Trump já nem esconde que testará Putin, e depois da reunião não fará segredo dos tópicos discutidos. Trump quer partir e deixar seus parceiros europeus na mais total ignorância, sem saber até que ponto terão avançado os presidentes das duas superpotências, nas discussões sobre... a Europa. E se terão chegado a algum acordo informal sobre algo, e, se chegaram, ficarão sem saber se os acordos serão formalizados no plano entre estados, ou se tudo fica no plano dos compromissos pessoais entre dois políticos. A Europa jamais descobrirá; vai pensar, correr, desesperar-se, e acabará tendo de jogar-se nos braços de alguém, seja dos EUA seja da Rússia.



Trump conta com que se atirem em seus braços. Mas mesmo que a União Europeia prefira a Rússia, os EUA têm esperança de que a massa dos problemas europeus, a ausência de unidade na UE, a posição especial dos limítrofes Polônia-Bálticos, e a necessidade de varrer para longe as horrendas consequências da crise na Ucrânia não permitirão que se realize todo o potencial dessa união. Nesse caso, Trump pode ter esperança de assistir ao colapso final da União Europeia (a desgraça agradará aos interesses dos EUA e, ao mesmo tempo, Trump não aparecerá como culpado).

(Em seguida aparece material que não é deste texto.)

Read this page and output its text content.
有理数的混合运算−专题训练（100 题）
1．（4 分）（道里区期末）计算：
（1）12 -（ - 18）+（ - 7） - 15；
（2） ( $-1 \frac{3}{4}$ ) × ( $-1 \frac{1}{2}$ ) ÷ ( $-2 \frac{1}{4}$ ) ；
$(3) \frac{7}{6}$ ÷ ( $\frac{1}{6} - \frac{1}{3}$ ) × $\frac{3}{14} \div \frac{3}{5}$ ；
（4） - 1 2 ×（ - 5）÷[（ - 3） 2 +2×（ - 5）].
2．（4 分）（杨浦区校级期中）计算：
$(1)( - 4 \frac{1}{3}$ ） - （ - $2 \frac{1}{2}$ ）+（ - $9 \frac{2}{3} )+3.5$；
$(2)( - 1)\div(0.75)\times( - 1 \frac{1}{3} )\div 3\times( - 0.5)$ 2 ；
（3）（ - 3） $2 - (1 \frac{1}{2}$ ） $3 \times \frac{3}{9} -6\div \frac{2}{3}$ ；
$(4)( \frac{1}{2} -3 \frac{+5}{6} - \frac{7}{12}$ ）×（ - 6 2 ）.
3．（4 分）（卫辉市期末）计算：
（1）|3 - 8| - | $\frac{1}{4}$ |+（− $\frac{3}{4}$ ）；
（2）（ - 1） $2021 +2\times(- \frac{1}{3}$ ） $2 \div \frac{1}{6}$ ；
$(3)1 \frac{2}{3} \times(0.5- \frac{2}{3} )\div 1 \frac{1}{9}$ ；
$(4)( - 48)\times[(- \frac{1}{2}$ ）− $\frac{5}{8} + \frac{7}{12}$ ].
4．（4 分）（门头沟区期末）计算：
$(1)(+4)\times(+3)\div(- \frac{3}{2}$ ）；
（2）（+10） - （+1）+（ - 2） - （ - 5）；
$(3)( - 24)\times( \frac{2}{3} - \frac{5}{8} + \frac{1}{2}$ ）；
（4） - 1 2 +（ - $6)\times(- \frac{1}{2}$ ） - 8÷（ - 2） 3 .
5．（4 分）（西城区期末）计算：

Bem antes, quando a campanha eleitoral de Trump entrou na reta final para a vitória, eu e vários outros analistas escrevemos que Trump, o "pragmático", poderia vir a se revelar parceiro muito mais difícil para a Rússia que Clinton, a "doida". Trump sabe o que quer, insiste obsessivamente e obviamente não engolirá sem luta a inevitabilidade da derrota à qual a estratégia de Obama-Clinton levou os EUA. 



Para Putin, há o risco de enfraquecer gravemente a própria posição, mas pelo menos transfere o grande jogo, da área de derrota garantida, para a esfera do não sabido não calculado, onde respostas a movimentos "errados" não esperados têm de ser procuradas longe do tabuleiro em tempo real, sem compreender que esquema o oponente tenta construir e onde se erra muito.



Seja como for, é muito mais interessante com um Trump vivo e dado a correr riscos reais, do que com Obama e Clinton – "corretos" até a mais absoluta esterilidade, direitistas linha-dura que viram que estavam perdendo tudo, mas não ousaram virar a mesa e mudar o cenário e, em vez disso, puseram-se a chantagear o mundo num tabuleiro de xadrez viciado, sinal claro de que podem iniciar a 3ª guerra mundial quando se veem encurralados.



Trump é muito mais interessante – é jogador cerebral, não um desses intelectuais obtusos perversos. Acho que Putin não terá um minuto de tédio com Trump em Helsinki.*******

Um comentário:

L3G10N4R10 disse...

"Nos" aqui em "brazil", sobremaneira os menos "Lobotomizados" pela Porca e Famigerada ImprensTITUTA PIG/GAFE, temos uma "Premissa" á qual damos absoluto status de "Verdade Absoluta":...
- "O que é BOM para a R3d3 Glolpe; é PÉSSIMO para o Brasil".
Guardada as devidas proporções, principalmente ás de "Profundidade de Análises Geopolíticas" do Autor do Artigo, e da "Relevância entre os Casos", arrisco-me/atrevo-me a considerar, que Talvez, o Sr. Putin, conhecedor da INCONSTÂNCIA "Perpétua" desde Washington (nem digo do Sr. Trump, especificamente), apenas Talvez, possa "guardar" uma certa "paridade" com "Aquela nossa velha Premissa/Verdade Absoluta": ...
- "O que é BOM para os "3U4", se não for Péssimo para Todo o Mundo, o Será seguramente á RUSSIA... É o que Eu penso!!!